Slidepad Brakes Just Might Save Your Life

First Look: If you've ever gone over the handlebars of your bike (or known someone that has) then you will immediately get this product. Bikes are fitted with a front and rear braking system controlled by your right and left hand. But if you need to stop suddenly and you panic, braking with the wrong hand can send you flying over the handlebars into traffic or worse: public embarrassment.

Slidepad Technologies based in Palo Alto has spent the past four years refining a patented system to solve this problem and require only one hand brake for a bike. Co-founder Andrew Ouellet came up with the idea while mountain biking as a student at Cal Poly San Luis Obispo in 2008. This humble and soft-spoken mechanical engineer, built a heavy and bulky prototype that won Design and Business Plan competitions, but lacked market viability due to the cost and size. It was during one of these product competitions that co-founder Brian Riley saw the product for the first time and wanted to join the team.

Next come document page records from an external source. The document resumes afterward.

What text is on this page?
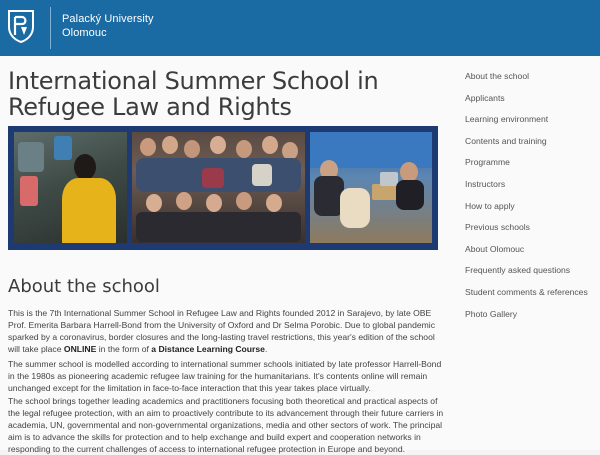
Palacký University
Olomouc
International Summer School in Refugee Law and Rights
About the school

This is the 7th International Summer School in Refugee Law and Rights founded 2012 in Sarajevo, by late OBE Prof. Emerita Barbara Harrell-Bond from the University of Oxford and Dr Selma Porobic. Due to global pandemic sparked by a coronavirus, border closures and the long-lasting travel restrictions, this year's edition of the school will take place ONLINE in the form of a Distance Learning Course.

The summer school is modelled according to international summer schools initiated by late professor Harrell-Bond in the 1980s as pioneering academic refugee law training for the humanitarians. It's contents online will remain unchanged except for the limitation in face-to-face interaction that this year takes place virtually.

The school brings together leading academics and practitioners focusing both theoretical and practical aspects of the legal refugee protection, with an aim to proactively contribute to its advancement through their future carriers in academia, UN, governmental and non-governmental organizations, media and other sectors of work. The principal aim is to advance the skills for protection and to help exchange and build expert and cooperation networks in responding to the current challenges of access to international refugee protection in Europe and beyond.

About the school
Applicants
Learning environment
Contents and training
Programme
Instructors
How to apply
Previous schools
About Olomouc
Frequently asked questions
Student comments & references
Photo Gallery
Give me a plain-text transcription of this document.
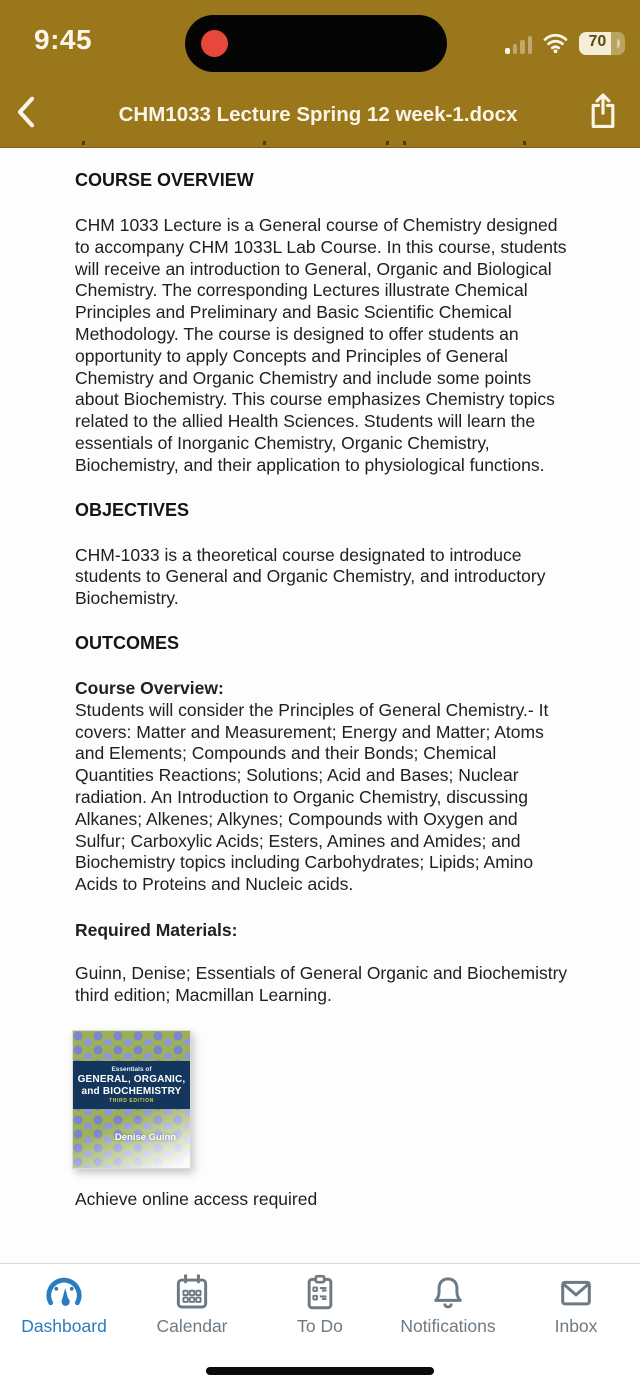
9:45	70
CHM1033 Lecture Spring 12 week-1.docx
COURSE OVERVIEW

CHM 1033 Lecture is a General course of Chemistry designed to accompany CHM 1033L Lab Course. In this course, students will receive an introduction to General, Organic and Biological Chemistry. The corresponding Lectures illustrate Chemical Principles and Preliminary and Basic Scientific Chemical Methodology. The course is designed to offer students an opportunity to apply Concepts and Principles of General Chemistry and Organic Chemistry and include some points about Biochemistry. This course emphasizes Chemistry topics related to the allied Health Sciences. Students will learn the essentials of Inorganic Chemistry, Organic Chemistry, Biochemistry, and their application to physiological functions.

OBJECTIVES

CHM-1033 is a theoretical course designated to introduce students to General and Organic Chemistry, and introductory Biochemistry.

OUTCOMES

Course Overview:

Students will consider the Principles of General Chemistry.- It covers: Matter and Measurement; Energy and Matter; Atoms and Elements; Compounds and their Bonds; Chemical Quantities Reactions; Solutions; Acid and Bases; Nuclear radiation. An Introduction to Organic Chemistry, discussing Alkanes; Alkenes; Alkynes; Compounds with Oxygen and Sulfur; Carboxylic Acids; Esters, Amines and Amides; and Biochemistry topics including Carbohydrates; Lipids; Amino Acids to Proteins and Nucleic acids.

Required Materials:

Guinn, Denise; Essentials of General Organic and Biochemistry third edition; Macmillan Learning.

Essentials of
GENERAL, ORGANIC,
and BIOCHEMISTRY
THIRD EDITION
Denise Guinn

Achieve online access required

Dashboard	Calendar	To Do	Notifications	Inbox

One great story about the company's founding is that Andrew learned to machine parts in the student shops at Cal Poly. This led to summer jobs in machine shops which led to requests for machine work while back at school.  With orders in hand, he convinced his parents to front him 21 of the $38k needed to buy a machine himself, stuck it in his garage in SLO, and got to work in between classes, nights, and weekends. After cranking for a few months with his machine in the garage at college, he was able to pay his parents back. That's the machine they use today to prototype new designs molds quickly.

Iteration after iteration got them to the slickly designed and lightweight offering they have today. See the head of sales Kyle Jansen describe their four year iteration cycle in the video below:

Last year they really had a breakthrough scoring a contract with Jamis Bicycles to have their brakes featured on several 2013 models releasing in late 2012. A Jamis representative said "having a single shifter and using the Slidepad system for a single brake lever works really well both functionally and aesthetically.” The team also secured about $400k in funding. With it they've been able to partner with a couple brake manufacturers in Taiwan to help with the mass production and attend trade shows to showcase their product. Their CEO Brian Riley is in Taiwan right now trying to ensure their production will run smoothly.

In true #StartupGrind fashion when I arrived at their 2000 SQFT warehouse in Palo Alto last week, they were literally in the process of finishing off new design samples. Melting, molding and assembling the brakes right in their office. You can see the two step process for creating the rubber molds below.


While their brakes are currently only on a few hundred bikes, based on the upcoming order and other deals in the pipeline, they could easily be on 25,000 bikes by 2013 if they can streamline production and get the deals done.

Finally in what is easily the coolest tech feat I've seen in months, Andrew, attempting to show me a demo of their awesome C&C Milling Machine, inserted an 3.5-inch floppy disk into the machine containing the program to cut the rubber. He said he has a box of them in his safe just in case. Probably a good idea since the only place to get one in Silicon Valley is at the Computer History Museum.